Questa ipotesi è e resta una ipotesi senza documenti che la provino, ma c’è la testimonianza di Lamberto Ravagni che è da considerare un “pilastro” di questa inchiesta. Il significato della testimonianza è chiarissimo: ALBERTO SARTORI, nel mese di febbraio, (questa l’ipotesi suggerita da RAVAGNI) esce (autorizzato) dal carcere di Forte San Leonardo, va a Rovereto, ospite della famiglia de Cavalcabò, gestori dei bagni pubblici e della “vasca da nuoto” di Via Rosmini, e si riposa per un periodo imprecisato, fa il bagno, si rilassa, in attesa di costruire la sua “fuga” che deve essere credibile, poiché è una “fuga” pericolosa, una operazione di “intelligence” al servizio dei tedeschi. Rientra nel carcere di Forte San Leonardo, come abbiamo visto dalla testimonianza di Elia Paganella, prima del 29 febbraio, giorno in cui l’amico Paganella viene trasferito dal Forte San Mattia.

 

Tutto coincide, se raccontiamo così la complessità di questa operazione.

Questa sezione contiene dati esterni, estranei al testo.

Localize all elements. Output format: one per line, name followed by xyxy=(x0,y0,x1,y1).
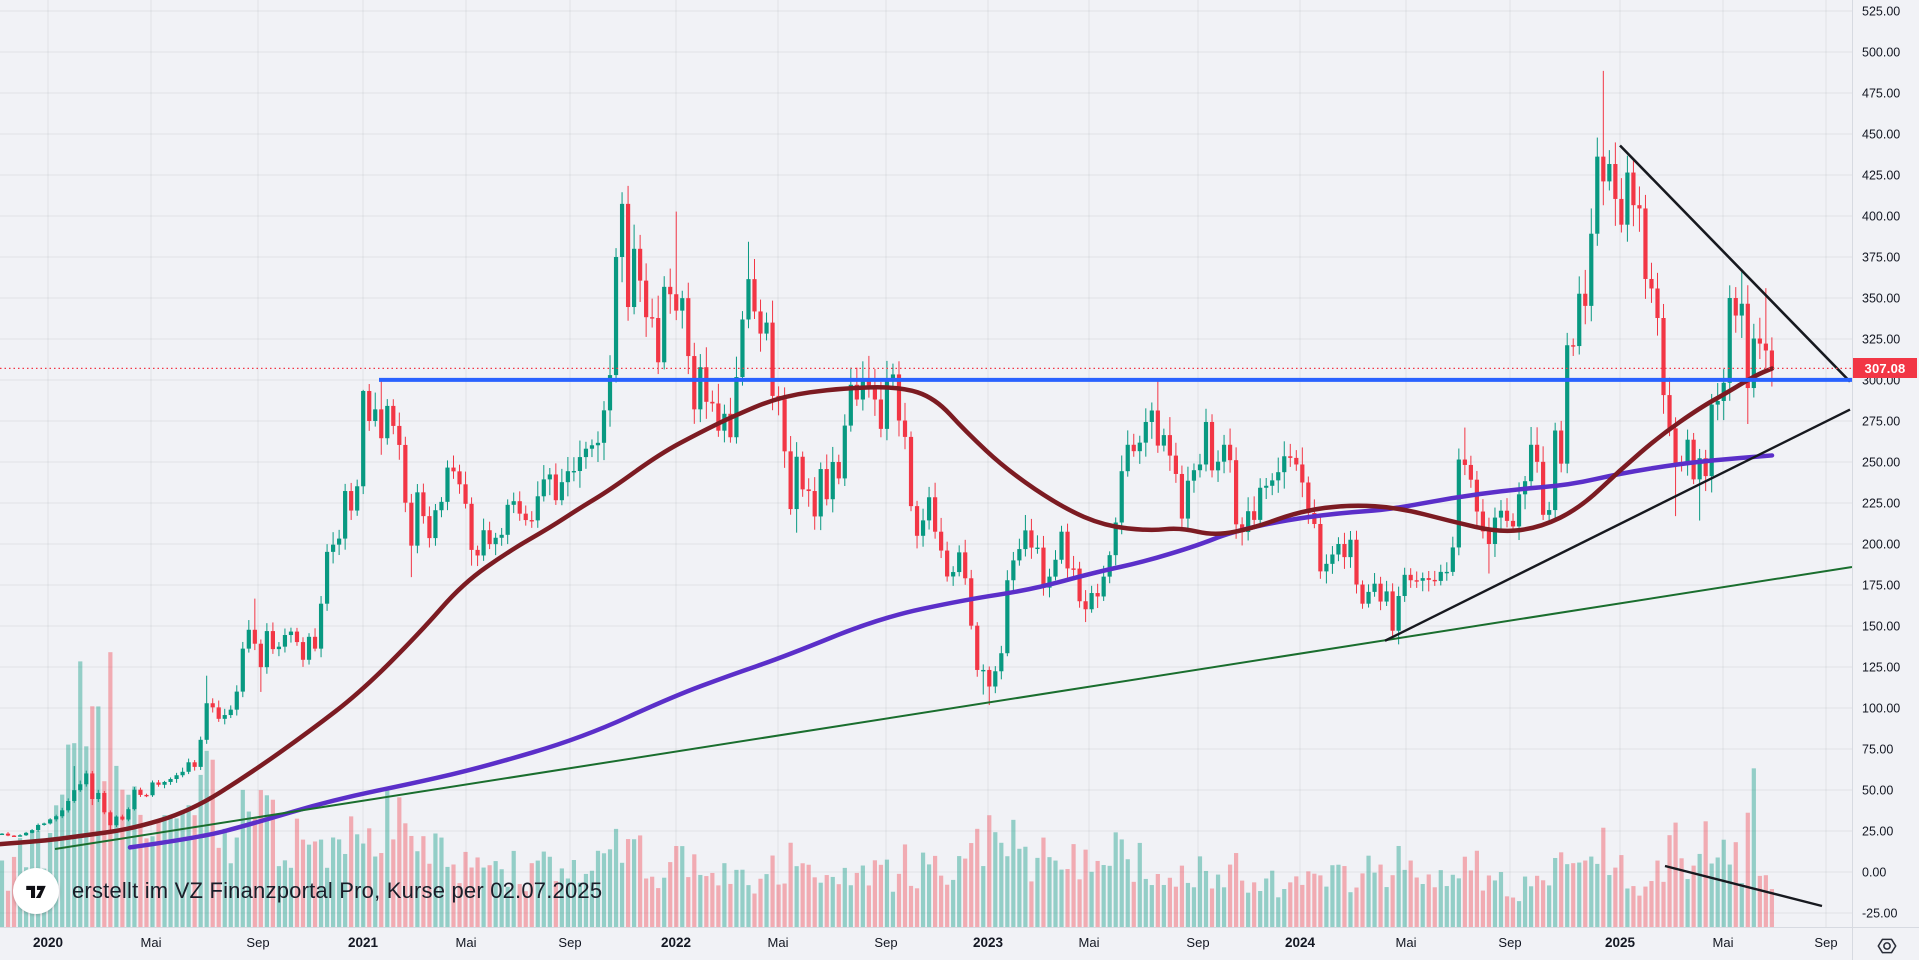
svg-text:2020: 2020 xyxy=(33,935,63,950)
svg-text:325.00: 325.00 xyxy=(1862,333,1900,347)
svg-text:250.00: 250.00 xyxy=(1862,456,1900,470)
tradingview-logo-icon[interactable] xyxy=(13,868,59,914)
svg-text:Sep: Sep xyxy=(1814,935,1837,950)
svg-text:175.00: 175.00 xyxy=(1862,579,1900,593)
svg-text:Sep: Sep xyxy=(1186,935,1209,950)
svg-text:Sep: Sep xyxy=(1498,935,1521,950)
svg-text:Mai: Mai xyxy=(456,935,477,950)
trendline-green[interactable] xyxy=(54,565,1853,851)
ma-line-dark-red xyxy=(0,366,1775,847)
svg-text:450.00: 450.00 xyxy=(1862,128,1900,142)
svg-text:350.00: 350.00 xyxy=(1862,292,1900,306)
svg-text:475.00: 475.00 xyxy=(1862,87,1900,101)
svg-text:0.00: 0.00 xyxy=(1862,866,1886,880)
svg-text:225.00: 225.00 xyxy=(1862,497,1900,511)
svg-text:Sep: Sep xyxy=(246,935,269,950)
svg-text:2022: 2022 xyxy=(661,935,691,950)
svg-text:Mai: Mai xyxy=(1713,935,1734,950)
trendline-black-descending[interactable] xyxy=(1619,144,1851,383)
svg-text:-25.00: -25.00 xyxy=(1862,907,1897,921)
svg-text:Sep: Sep xyxy=(558,935,581,950)
svg-text:500.00: 500.00 xyxy=(1862,46,1900,60)
svg-text:100.00: 100.00 xyxy=(1862,702,1900,716)
svg-text:50.00: 50.00 xyxy=(1862,784,1893,798)
watermark: erstellt im VZ Finanzportal Pro, Kurse p… xyxy=(13,868,602,914)
volume-trendline-black[interactable] xyxy=(1664,864,1823,908)
svg-text:Mai: Mai xyxy=(1396,935,1417,950)
svg-text:2023: 2023 xyxy=(973,935,1004,950)
watermark-text: erstellt im VZ Finanzportal Pro, Kurse p… xyxy=(72,878,603,903)
svg-text:2024: 2024 xyxy=(1285,935,1316,950)
grid-lines xyxy=(0,0,1852,928)
svg-text:Sep: Sep xyxy=(874,935,897,950)
svg-text:Mai: Mai xyxy=(141,935,162,950)
svg-text:200.00: 200.00 xyxy=(1862,538,1900,552)
svg-text:75.00: 75.00 xyxy=(1862,743,1893,757)
ma-line-purple xyxy=(127,453,1775,850)
x-axis-labels[interactable]: 2020 Mai Sep 2021 Mai Sep 2022 Mai Sep 2023 Mai Sep… xyxy=(33,935,1838,950)
svg-text:25.00: 25.00 xyxy=(1862,825,1893,839)
svg-text:Mai: Mai xyxy=(1079,935,1100,950)
y-axis-labels[interactable]: -25.00 0.00 25.00 50.00 75.00 100.00 125.00 150… xyxy=(1862,5,1900,921)
trendline-black-ascending[interactable] xyxy=(1384,408,1851,642)
candlestick-series xyxy=(0,70,1774,837)
svg-text:275.00: 275.00 xyxy=(1862,415,1900,429)
svg-text:400.00: 400.00 xyxy=(1862,210,1900,224)
svg-text:150.00: 150.00 xyxy=(1862,620,1900,634)
svg-text:425.00: 425.00 xyxy=(1862,169,1900,183)
svg-text:375.00: 375.00 xyxy=(1862,251,1900,265)
settings-gear-icon[interactable] xyxy=(1874,933,1900,959)
svg-text:525.00: 525.00 xyxy=(1862,5,1900,19)
svg-text:125.00: 125.00 xyxy=(1862,661,1900,675)
volume-bars xyxy=(0,652,1774,928)
svg-text:Mai: Mai xyxy=(768,935,789,950)
svg-text:2021: 2021 xyxy=(348,935,379,950)
current-price-badge: 307.08 xyxy=(1853,358,1917,378)
svg-text:2025: 2025 xyxy=(1605,935,1636,950)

I due “garanti” per il Vicentino, Nello Pegoraro e Luigi Sella, comunisti, serviranno a Sartori per poter “entrare” senza tante difficoltà nei “piani alti” delle brigate garibaldine “Garemi”, e a superarne le iniziali diffidenze. Mentre Elia Paganella sarà sempre il testimone fedele del suo amico Sartori con il quale stringe una grande amicizia.

 

C’è ancora qualche piccolo particolare: la Gestapo conosceva il recapito della sorella di Sartori, che viveva a Sestri Levante (a quel tempo). E Sartori è un tipo sveglio, senza che gli facciano tante minaccie sa che la sua famiglia, o parte di essa, può passare seri guai se lui, “spia degli inglesi”, si rifiuterà di dare un “aiutino” ai tedeschi.

 

Io lo capisco Alberto Sartori, non è tipo da farsi massacrare di botte, lavora e combatte con il cervello, con l’astuzia, ha un accettabile pelo sullo stomaco che gli servirà poi nella resistenza per far fuori decine di “avversari”. La differenza tra dire “no” o “sì” ai tedeschi consiste nella conservazione della pelle. E su questo campo Sartori si trova in buona compagnia. Io penso che abbia accettato con riserva mentale (quelli della Gestapo la psicologia del “doppio gioco” la conoscevano benissimo).

 

Quindi secondo questa ricostruzione, che ripeto sempre e in tutte le salse, non è la “verità” assoluta (ma certamente ha l’ambizione di avvicinarvisi un pochino), ALBERTO SARTORI “fugge” dai tedeschi e ripara presso i partigiani per iniziare una lotta (inquinata) con loro contro il nazifascismo. Difficile dire quanto ci sia del fascista dentro il comunista Sartori, in altra sede gli “storici professionisti” dovranno mettere fine a questa fiction.